Baker Street boys return

By: Conner Williams 
Editor in Chief

I’ve said it once and I’ll say it again: BBC’s “Sherlock” is one of the greatest television shows in history.

Each episode seems to be more cleverly written than the last, and this one takes the cake by a waterfall.

The long-anticipated special episode entitled “The Abominable Bride,” which fans were told is a standalone and is separate from the series, took us back to the origin of the adventures of Sherlock Holmes (Benedict Cumberbatch, “Star Trek: Into Darkness”) and John Watson (Martin Freeman, “The Hobbit”): Victorian-era London.

Complete with wonderful costumes and time-period props, the episode takes us back to the time when it all began, when Sir Arthur Conan Doyle conceived the brilliant crime-solving duo that has inspired countless detective narratives for more than 100 years.

The game is afoot as Holmes and Watson take on yet another seemingly incomprehensible case of murder and mystery. A woman dressed in a bride’s gown is spotted on a balcony shooting at multiple people before she turns the gun on herself. Then, hours later, she is reported by a police inspector to have murdered her husband in cold blood. How could she, whom had just committed suicide hours before, have killed this man?

Reluctantly sporting his trademark cap at the insistence of Watson’s words, “You’re Sherlock Holmes, wear the damn hat!” Holmes unravels the mystery thread by thread only to reveal that it isn’t what he thought it was; it’s something much greater, a resemblance to a case that has haunted him for years.
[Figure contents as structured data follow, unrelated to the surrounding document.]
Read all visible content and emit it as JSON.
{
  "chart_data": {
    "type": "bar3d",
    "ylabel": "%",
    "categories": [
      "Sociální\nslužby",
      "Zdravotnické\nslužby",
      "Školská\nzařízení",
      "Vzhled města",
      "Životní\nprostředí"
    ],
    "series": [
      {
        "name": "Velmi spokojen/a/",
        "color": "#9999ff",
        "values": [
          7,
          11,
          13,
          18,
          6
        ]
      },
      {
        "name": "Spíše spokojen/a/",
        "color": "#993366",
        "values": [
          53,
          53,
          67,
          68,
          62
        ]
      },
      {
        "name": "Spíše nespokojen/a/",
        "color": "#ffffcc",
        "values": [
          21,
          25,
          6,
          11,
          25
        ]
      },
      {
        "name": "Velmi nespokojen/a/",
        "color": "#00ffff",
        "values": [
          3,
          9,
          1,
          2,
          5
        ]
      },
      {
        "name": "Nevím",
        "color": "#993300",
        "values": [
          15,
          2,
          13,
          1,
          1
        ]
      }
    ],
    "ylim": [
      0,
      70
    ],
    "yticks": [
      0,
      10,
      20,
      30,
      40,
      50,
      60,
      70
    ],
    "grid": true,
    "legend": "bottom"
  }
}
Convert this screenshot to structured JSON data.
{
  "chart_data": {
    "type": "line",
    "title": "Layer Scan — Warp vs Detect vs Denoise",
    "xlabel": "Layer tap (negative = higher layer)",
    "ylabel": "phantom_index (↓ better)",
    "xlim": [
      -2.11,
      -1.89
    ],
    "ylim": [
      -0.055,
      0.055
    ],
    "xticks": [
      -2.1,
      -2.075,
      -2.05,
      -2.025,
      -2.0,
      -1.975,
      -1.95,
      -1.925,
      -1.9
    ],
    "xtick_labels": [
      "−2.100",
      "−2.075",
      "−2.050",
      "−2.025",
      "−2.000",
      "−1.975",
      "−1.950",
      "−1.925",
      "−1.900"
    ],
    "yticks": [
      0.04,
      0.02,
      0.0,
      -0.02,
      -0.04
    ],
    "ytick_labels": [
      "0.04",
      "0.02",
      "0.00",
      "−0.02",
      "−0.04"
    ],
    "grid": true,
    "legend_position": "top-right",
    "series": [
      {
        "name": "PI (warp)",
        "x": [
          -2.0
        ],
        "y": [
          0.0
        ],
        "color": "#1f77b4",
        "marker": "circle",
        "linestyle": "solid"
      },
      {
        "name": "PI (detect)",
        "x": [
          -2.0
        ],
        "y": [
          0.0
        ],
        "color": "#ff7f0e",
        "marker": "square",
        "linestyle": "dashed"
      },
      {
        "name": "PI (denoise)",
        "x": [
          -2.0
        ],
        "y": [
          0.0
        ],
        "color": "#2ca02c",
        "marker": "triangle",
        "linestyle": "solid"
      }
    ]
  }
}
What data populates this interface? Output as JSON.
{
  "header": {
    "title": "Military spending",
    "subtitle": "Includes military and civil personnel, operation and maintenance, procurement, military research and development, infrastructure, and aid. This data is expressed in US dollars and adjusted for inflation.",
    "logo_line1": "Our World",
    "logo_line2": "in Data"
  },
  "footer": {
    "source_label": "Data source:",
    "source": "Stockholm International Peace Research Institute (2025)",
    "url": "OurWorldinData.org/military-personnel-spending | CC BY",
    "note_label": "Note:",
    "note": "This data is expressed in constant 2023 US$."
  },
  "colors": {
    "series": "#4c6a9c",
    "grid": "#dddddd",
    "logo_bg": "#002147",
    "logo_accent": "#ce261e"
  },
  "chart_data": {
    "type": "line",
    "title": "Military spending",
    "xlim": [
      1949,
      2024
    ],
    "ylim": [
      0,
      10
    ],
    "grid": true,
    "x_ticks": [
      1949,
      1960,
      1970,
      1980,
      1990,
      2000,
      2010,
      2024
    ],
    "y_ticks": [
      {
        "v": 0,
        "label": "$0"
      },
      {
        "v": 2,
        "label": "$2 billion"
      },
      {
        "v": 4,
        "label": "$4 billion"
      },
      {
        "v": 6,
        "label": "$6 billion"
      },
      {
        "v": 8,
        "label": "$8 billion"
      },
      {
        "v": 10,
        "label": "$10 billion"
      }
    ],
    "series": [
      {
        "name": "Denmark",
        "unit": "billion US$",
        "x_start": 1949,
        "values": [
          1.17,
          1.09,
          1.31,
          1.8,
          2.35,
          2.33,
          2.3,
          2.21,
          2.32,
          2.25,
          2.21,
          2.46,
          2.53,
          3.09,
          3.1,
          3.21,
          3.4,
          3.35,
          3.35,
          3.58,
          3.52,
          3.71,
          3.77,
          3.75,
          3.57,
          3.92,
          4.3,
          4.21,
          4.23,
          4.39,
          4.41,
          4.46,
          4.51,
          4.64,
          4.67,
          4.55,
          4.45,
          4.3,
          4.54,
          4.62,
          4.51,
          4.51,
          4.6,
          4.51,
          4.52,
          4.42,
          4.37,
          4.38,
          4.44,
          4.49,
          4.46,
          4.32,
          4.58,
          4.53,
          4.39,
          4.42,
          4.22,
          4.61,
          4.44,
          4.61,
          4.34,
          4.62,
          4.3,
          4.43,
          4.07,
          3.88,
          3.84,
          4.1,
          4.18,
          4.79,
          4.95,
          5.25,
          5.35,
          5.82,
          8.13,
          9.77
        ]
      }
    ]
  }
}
No, Holmes must solve this case in order to solve another, a case that has baffled him and left his mind twisted from the day it happened.

I absolutely love the way that “Sherlock” episodes twist and turn all over the place, keeping me guessing as to where they are going next. This particular episode took me down a winding path that kept showing me what appeared to be the end of the road, but was actually yet another twist.

“Elementary, my dear Watson,” as Sherlock would so often tell his faithful companion as he tried to keep his bearings during the case. I felt similarly to Watson as I tried to keep up with the constant barrage of unexpected surprises this episode had in store.

The fourth season of “Sherlock” is, regrettably, tentatively scheduled to premiere sometime in the beginning of 2017.

If you missed “The Abominable Bride,” you can catch it again on Sunday, Jan. 10 at 7 p.m. on PBS, or you can stream it online at pbs.org/masterpiece beginning Jan. 11.